As the competition approached, my reflexes and jumps only continued to improve. However, I felt no happiness over the fact that I had improved so drastically. After scraping my leg against the ice rink wall, I realized that I could no longer feel pain. My coach told me I was performing better than I had ever done — but for some reason, I couldn’t care. Soon, it was time for the competition and I barely even noticed. 

I won. That’s all that happened. My coach was there to congratulate me, but I didn’t care. 

“Something is off,” I told myself. “I feel absolutely nothing.” I didn’t care that I cheated either. I just won until something strange happened. 
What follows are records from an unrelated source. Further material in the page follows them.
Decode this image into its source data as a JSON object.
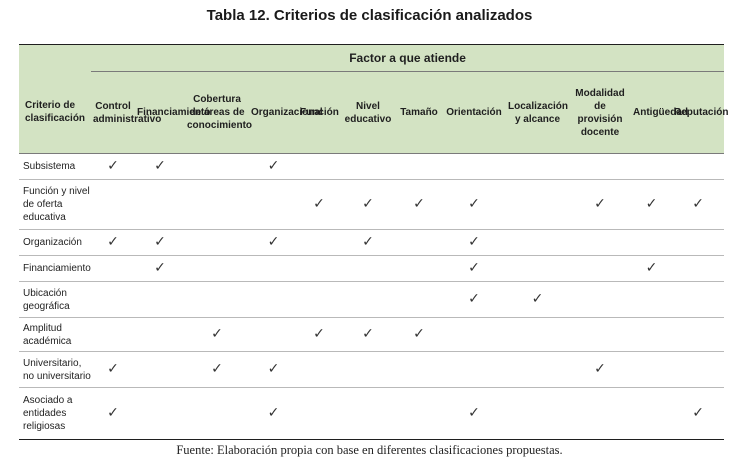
{
  "title": "Tabla 12. Criterios de clasificación analizados",
  "header": {
    "criterion_label": "Criterio de clasificación",
    "group_label": "Factor a que atiende",
    "factors": [
      "Control administrativo",
      "Financiamiento",
      "Cobertura de áreas de conocimiento",
      "Organizacional",
      "Función",
      "Nivel educativo",
      "Tamaño",
      "Orientación",
      "Localización y alcance",
      "Modalidad de provisión docente",
      "Antigüedad",
      "Reputación"
    ]
  },
  "check_symbol": "✓",
  "rows": [
    {
      "label": "Subsistema",
      "checks": [
        true,
        true,
        false,
        true,
        false,
        false,
        false,
        false,
        false,
        false,
        false,
        false
      ]
    },
    {
      "label": "Función y nivel de oferta educativa",
      "checks": [
        false,
        false,
        false,
        false,
        true,
        true,
        true,
        true,
        false,
        true,
        true,
        true
      ]
    },
    {
      "label": "Organización",
      "checks": [
        true,
        true,
        false,
        true,
        false,
        true,
        false,
        true,
        false,
        false,
        false,
        false
      ]
    },
    {
      "label": "Financiamiento",
      "checks": [
        false,
        true,
        false,
        false,
        false,
        false,
        false,
        true,
        false,
        false,
        true,
        false
      ]
    },
    {
      "label": "Ubicación geográfica",
      "checks": [
        false,
        false,
        false,
        false,
        false,
        false,
        false,
        true,
        true,
        false,
        false,
        false
      ]
    },
    {
      "label": "Amplitud académica",
      "checks": [
        false,
        false,
        true,
        false,
        true,
        true,
        true,
        false,
        false,
        false,
        false,
        false
      ]
    },
    {
      "label": "Universitario, no universitario",
      "checks": [
        true,
        false,
        true,
        true,
        false,
        false,
        false,
        false,
        false,
        true,
        false,
        false
      ]
    },
    {
      "label": "Asociado a entidades religiosas",
      "checks": [
        true,
        false,
        false,
        true,
        false,
        false,
        false,
        true,
        false,
        false,
        false,
        true
      ]
    }
  ],
  "source": "Fuente: Elaboración propia con base en diferentes clasificaciones propuestas."
}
“Your student was using a performance-enhancement drug to cheat,” the examiner told my coach. “She will be disqualified from the Olympics.” 

My world ended. The examiner then told me to follow them to another room.  

Every single person in the room I was in, except for me, was knocked out cold. “What’s going on?” I asked with a lack of interest. As the examiner turned around, I realized she was the doctor!

“The neuron reconstruction on your brain is working perfectly. You are no longer able to feel pain or anything at all, right?”

My mouth fell open. I blankly stared at her for a bit until she knocked me out once again. Following that day, my entire existence was forgotten by the rest of the world.  

I awoke in a dark room.

“Open the door,” the doctor calmly requested.

“I don’t want to!” I simply replied, grasping firmly at whatever self-control I had left. It appeared to me that the neuron reconstruction process nulled my sense of morality and my willpower. 

“Open the door!” the doctor repeated forcefully, and I felt my muscles moving to the door without my control. 

After I opened the door,  I saw an army of former athletes, all enhanced by the same cyborg technology I had used on myself.

“What is this?” I asked.

“This is the future,” a nearby officer replied. “Your life no longer belongs to you. From now on, you are an empty, lifeless soldier. One of many.”